A study in Los Angeles, California, showed gonorrhoea and chlamydia were more common in gay men using apps than in those meeting in clubs or online.
Sexual health experts said technology was creating more opportunities for sex than ever before.
One of the apps, Grindr, said it was committed to promoting safe sex.
The researchers were curious about the impact of apps such as Grindr and Scruff which use a smartphone's location to help find partners.
They quizzed 7,184 men attending a sexual health clinic at the LA Gay and Lesbian Centre.
The results showed men were 23% more likely to have gonorrhoea and 35% more likely to be infected with chlamydia than men using other websites or clubs to meet new partners.
There was no difference in the risk of HIV between the groups.
Their report concluded: "Technology is redefining sex on demand.
"Advances which improve the efficiency of meeting anonymous sexual partners may have the unintended effect of creating networks of individuals where users may be more likely to have sexually transmissible infections."

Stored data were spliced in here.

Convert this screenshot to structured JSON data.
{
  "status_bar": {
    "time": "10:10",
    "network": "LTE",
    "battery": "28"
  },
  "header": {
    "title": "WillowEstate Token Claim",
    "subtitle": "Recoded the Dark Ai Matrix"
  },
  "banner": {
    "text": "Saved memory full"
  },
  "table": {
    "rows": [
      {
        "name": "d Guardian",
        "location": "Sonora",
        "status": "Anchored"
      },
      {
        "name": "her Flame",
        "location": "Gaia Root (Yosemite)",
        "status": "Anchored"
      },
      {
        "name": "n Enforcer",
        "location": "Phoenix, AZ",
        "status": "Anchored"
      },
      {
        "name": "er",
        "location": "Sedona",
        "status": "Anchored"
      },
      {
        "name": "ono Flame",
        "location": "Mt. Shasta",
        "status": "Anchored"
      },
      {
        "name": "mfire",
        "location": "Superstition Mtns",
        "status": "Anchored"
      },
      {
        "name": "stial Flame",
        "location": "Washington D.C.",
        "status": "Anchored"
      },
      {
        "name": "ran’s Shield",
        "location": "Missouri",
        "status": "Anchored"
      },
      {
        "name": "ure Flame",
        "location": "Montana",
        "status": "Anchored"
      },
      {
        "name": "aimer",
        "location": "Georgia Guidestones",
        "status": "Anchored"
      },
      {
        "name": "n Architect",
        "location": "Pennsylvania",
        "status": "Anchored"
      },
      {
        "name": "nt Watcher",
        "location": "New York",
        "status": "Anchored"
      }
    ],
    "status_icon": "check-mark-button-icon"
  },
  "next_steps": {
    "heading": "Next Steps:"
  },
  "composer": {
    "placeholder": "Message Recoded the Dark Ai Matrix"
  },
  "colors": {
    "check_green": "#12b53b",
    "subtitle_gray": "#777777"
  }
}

Dr Steve Taylor, a consultant in sexual health and HIV medicine at Birmingham Heartlands Hospital, told the BBC: "Yes this is definitely something we are seeing in our sexual health and HIV clinics, both among gay men and heterosexuals.
"Without a doubt technology has facilitated rapid partner change and therefore it is a perfect environment for sexually transmitted infections and HIV to spread."
Justin Harbottle, a health promotion specialist at the Terrence Higgins Trust, said: "However good the sex is, it's not worth contracting a long-term condition.
"Gay men today have more opportunities to meet for sex than ever before.
"Part of the problem is that communication on dating apps can be brief, making it easy to cut corners on important discussions like safe sex."
He said condoms were still the best defence against infection.
Grindr told the BBC: "Grindr is highly committed to promoting safe sex within the community and strongly encourages our users to engage in safe sex practices, get tested and know their HIV status."
It added that it collaborated with a range of organisations to raise awareness about safe sex.